By [Joehanes and Munson, GB, 2017]
Framingham Heart study: 5K samples, whole blood eQTL. QC: polymorphism-in-probe effect is likely minor.
Discovery of eQTL: step-wise regression to find independent eQTL. Found 19K independent cis-eQTL and 6K trans-eQTL. Sample size is important for the power: it scales linearly with cis-eQTL, but more with trans-eQTL. Double the size from 2500 to 5000 increase the trans-eQTL by 3-4 fold.
Validation of eQTL: (1) Internal: 75% cis and 41% trans-eQTL are validated. (2) With previous studies: 50-70% previous cis-eQTL and 30-60% trans-eQTL are replicated. The replication in the other way is low due to lower power in previous work and different sequencing platforms, etc; but still 90% of cases the directions are consistent.

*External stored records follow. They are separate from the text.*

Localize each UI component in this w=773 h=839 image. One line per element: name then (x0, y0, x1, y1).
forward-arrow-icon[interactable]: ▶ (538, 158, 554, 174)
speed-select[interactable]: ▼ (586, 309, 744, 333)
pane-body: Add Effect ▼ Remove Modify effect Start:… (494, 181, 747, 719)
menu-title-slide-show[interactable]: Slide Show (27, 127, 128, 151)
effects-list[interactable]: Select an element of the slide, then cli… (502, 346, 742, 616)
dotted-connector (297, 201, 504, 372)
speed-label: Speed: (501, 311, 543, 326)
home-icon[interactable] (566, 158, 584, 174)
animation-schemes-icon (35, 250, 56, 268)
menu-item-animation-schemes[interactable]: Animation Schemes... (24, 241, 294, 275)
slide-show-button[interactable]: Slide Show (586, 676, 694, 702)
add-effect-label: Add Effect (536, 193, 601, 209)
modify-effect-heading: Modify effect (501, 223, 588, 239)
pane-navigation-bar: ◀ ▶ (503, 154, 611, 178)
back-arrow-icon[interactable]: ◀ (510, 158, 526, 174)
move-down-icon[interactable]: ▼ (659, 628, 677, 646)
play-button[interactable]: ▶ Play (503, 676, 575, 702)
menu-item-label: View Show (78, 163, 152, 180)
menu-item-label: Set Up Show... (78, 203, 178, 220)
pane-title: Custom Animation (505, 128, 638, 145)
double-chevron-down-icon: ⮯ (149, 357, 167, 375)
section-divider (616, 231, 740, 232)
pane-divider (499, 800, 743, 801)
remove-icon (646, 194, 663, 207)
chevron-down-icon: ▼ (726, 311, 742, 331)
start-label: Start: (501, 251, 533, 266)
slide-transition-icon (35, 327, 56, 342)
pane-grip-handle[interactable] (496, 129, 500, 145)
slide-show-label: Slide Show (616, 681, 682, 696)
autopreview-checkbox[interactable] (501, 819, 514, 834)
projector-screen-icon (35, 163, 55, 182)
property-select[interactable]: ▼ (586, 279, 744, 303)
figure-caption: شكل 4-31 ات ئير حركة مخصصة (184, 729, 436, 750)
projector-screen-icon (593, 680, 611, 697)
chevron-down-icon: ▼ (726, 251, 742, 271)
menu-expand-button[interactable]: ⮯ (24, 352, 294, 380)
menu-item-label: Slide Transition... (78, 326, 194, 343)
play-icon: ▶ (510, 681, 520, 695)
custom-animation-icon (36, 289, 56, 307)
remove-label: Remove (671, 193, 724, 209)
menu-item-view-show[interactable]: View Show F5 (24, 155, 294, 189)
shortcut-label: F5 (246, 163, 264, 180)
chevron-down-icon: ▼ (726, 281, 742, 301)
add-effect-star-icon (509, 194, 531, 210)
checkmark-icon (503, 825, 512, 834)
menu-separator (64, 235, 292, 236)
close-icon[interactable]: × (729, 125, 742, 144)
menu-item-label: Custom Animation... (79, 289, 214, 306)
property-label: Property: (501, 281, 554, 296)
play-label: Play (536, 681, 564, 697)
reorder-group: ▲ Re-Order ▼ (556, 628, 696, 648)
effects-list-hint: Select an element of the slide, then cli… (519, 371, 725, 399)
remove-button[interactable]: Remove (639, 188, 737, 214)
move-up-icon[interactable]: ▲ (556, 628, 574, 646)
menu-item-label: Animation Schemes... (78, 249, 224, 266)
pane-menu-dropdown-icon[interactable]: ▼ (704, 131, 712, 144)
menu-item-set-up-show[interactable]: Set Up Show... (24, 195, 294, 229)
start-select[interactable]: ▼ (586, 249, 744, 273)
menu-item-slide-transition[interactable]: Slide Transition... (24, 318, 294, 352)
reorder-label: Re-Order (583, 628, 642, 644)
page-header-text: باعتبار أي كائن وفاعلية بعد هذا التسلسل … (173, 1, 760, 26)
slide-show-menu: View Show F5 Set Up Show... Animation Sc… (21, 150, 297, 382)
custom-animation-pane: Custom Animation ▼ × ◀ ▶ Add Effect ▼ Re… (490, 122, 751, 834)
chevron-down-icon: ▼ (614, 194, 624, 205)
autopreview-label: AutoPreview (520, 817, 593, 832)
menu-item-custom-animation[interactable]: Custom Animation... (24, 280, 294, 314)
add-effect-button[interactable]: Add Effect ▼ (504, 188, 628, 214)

Distribution of eQTL: highly enriched in transcribed regions, especially first exons and 5’ UTRs (45 fold). Modest enrichment (2-fold) of trans-eQTL in regulatory regions.
Clusters of trans-eQTL: 59 clusters with 6-200 genes. Some are due to genetic effect on cell type composition. In some clusters, found enrichment of TF motifs in promoters and miRNA targets. The majority 90% of trans-eQTL are not in any of the clusters.
GWAS analysis: with CAD/MI 58 loci, 21 loci or 36% are lead cis-eQTL. Also an example where a SNP is the trans-eQTL of a cluster of genes (SH2B3 locus).